Bowhunting specifically for does is something that sounds so easy. After all, there are a pile of ladies in the woods and one doe is just as good as the next, so it shouldn't be terribly difficult. But it oftentimes is — especially in the last weeks of the season.
The deer that are left are survivors and they don't tolerate much in the way of sloppiness. Granted, if you've got a killer property that is locked up tight and you can sit over a lush food source, you probably won't encounter as much trouble in completing a venison mission. The rest of us, biding our time on public ground or heavily-hunted private, don't have it so easy.
Mature does, right now, are far from pushovers and they demand an attention to detail. They are certainly killable, but you'll need to do nearly everything right. Here's how.
Play The Buffet Correctly
I don't know how many deer-hunting experts have touted the advice that late-season bowhunters should sit on a food source and wait out hungry cervids. It's pretty hard to be wrong offering up such a simple strategy, but it falls far short of being really useful.
You do need to factor in destination food sources, because they matter. But killing any deer on them if they've been hunted hard for nearly a full season isn't going to happen most of the time. The days right now are short and the nights are long. This is a major advantage for the deer. They can, and often do, wait out the darkness before heading out to feed. Then, if you're perched at the edge of a field, you'll most likely spook them as you get down and the worst part is, you might not even know it.
Can you kill does on food sources, of course. But what if you don't?
Where They're Vulnerable
The space between where deer bed and fill their bellies is a far more reliable spot to arrow a doe. Some of these spots are staging areas, but others are simply travel routes from point A to B. What they all have in common is that they'll be areas where the deer will move during daylight. That matters.
The next, and most important step in the process is setting up an ambush that you can get to quietly. And without the wind betraying your presence. And that lets you get drawn on a cagey deer in the pin-drop quiet woods of early winter. See, easy right?
I recently spent several days hunting public land in northern Wisconsin. While I was hunting for a buck, I also focused on putting a doe in the freezer. I did not anticipate too many problems doing this.
The first doe that approached gave me a perfect 15-yard shot from my freshly hung portable. She didn't even let me get through half of my draw cycle before high-tailing it back into the alders.
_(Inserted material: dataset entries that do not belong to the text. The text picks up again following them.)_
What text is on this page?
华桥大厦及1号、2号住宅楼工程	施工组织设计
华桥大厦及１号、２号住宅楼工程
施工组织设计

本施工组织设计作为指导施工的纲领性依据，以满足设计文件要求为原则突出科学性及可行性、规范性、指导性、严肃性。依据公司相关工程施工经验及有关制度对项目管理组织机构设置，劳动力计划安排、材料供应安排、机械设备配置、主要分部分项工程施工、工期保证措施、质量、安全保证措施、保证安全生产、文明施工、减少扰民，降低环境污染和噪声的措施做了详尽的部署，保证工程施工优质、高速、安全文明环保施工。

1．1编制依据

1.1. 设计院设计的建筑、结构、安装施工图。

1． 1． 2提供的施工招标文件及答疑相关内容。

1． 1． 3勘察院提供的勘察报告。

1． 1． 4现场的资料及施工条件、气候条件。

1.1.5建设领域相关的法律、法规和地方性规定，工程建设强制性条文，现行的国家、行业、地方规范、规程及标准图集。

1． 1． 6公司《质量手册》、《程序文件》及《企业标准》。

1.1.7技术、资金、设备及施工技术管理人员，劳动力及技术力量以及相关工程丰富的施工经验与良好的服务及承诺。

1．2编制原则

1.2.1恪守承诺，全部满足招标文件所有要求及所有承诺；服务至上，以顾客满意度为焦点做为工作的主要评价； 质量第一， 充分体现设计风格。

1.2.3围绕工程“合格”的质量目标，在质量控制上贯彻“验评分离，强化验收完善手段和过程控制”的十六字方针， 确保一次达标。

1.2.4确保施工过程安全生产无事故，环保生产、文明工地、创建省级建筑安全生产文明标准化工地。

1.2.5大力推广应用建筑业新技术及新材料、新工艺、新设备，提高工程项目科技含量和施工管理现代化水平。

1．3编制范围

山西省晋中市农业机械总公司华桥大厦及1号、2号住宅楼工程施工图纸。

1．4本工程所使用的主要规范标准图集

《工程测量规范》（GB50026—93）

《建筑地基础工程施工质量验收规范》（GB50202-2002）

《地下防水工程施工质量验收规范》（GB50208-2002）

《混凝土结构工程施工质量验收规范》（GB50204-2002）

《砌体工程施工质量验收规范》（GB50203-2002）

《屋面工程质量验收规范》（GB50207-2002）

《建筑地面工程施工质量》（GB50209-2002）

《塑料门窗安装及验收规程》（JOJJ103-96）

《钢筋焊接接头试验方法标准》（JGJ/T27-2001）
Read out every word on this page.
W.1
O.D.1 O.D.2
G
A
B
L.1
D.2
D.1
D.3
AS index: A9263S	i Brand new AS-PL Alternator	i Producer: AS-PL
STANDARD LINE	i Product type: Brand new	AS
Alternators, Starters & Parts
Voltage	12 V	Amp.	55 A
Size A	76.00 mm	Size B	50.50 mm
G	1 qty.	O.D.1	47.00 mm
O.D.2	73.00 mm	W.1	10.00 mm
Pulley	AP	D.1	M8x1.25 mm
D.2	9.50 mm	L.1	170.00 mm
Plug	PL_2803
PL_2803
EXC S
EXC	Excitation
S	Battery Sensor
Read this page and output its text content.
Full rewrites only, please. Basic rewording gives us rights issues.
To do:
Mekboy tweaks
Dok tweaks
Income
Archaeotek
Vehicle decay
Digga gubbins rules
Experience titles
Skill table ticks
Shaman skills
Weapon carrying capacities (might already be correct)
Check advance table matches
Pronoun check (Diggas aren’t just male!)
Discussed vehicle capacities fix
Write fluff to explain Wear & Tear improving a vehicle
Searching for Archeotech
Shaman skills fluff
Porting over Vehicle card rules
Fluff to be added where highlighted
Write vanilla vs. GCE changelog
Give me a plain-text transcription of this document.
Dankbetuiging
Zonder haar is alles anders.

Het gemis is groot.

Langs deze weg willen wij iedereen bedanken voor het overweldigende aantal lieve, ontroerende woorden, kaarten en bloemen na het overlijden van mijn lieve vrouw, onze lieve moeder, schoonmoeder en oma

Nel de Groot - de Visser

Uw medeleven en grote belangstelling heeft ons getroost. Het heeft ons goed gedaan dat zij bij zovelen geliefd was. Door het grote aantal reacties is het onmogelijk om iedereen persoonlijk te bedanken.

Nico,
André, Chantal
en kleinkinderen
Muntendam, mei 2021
For my second attempt, I used a climbing stand to get up maybe 20 feet, which I assumed would be plenty high enough. It wasn't. She didn't even let me start to draw before taking off.
The third time, I buried a portable in a clump of trees that was surrounded by cover and would allow me to draw really early. This I did, and she still busted me at full draw up in my tree. Unfortunately for her, when she pegged me she had already stepped into my shooting lane.
Hang your stands high, brush them in, and if you can, face them directly away from where the deer should approach from. I'm to the point now where I'd rather be 25 yards from the deer than 10, so consider shot distance and anticipate that no matter how ninja-like you move and draw, you'll probably get busted unless you get your movements out of the way while the deer are still quite a ways from your stand. Anticipate all possible ways to get busted, and try to set your ambush to avoid as many as you can.
Very, very few bowhunters practice enough in the late-season. This is a mistake. I tend to set up a target specifically so I can shoot just a couple of arrows before I head out for an evening hunt. This allows me to shoot with most, or all, of my bulky clothes on.
This step provides a boost of confidence if everything goes right, and valuable clues if something goes wrong. Just make sure to set up the easiest-to-shoot scenario as possible so you will, in fact, shoot.
The key to all-things-late-season is comfort. You'll need layers of clothing that allow for a three-hour sit. If you get cold, it's over. I used to think chemical handwarmers were for lesser men than I, but I've outgrown that chest-thumping idiocy. I now think they are amazing, and I use them for every December hunt.
I don't want to suffer unnecessarily when I'm doing something I should enjoy, and neither should you.
Take the right steps to be comfortable on stand, and you'll realize all of the other steps you've taken were worth it. Especially when you see an old, long-nosed matriarch picking her way down the trail and you know the wind is right, she's not going to spot you, and the shot should go off without a hitch.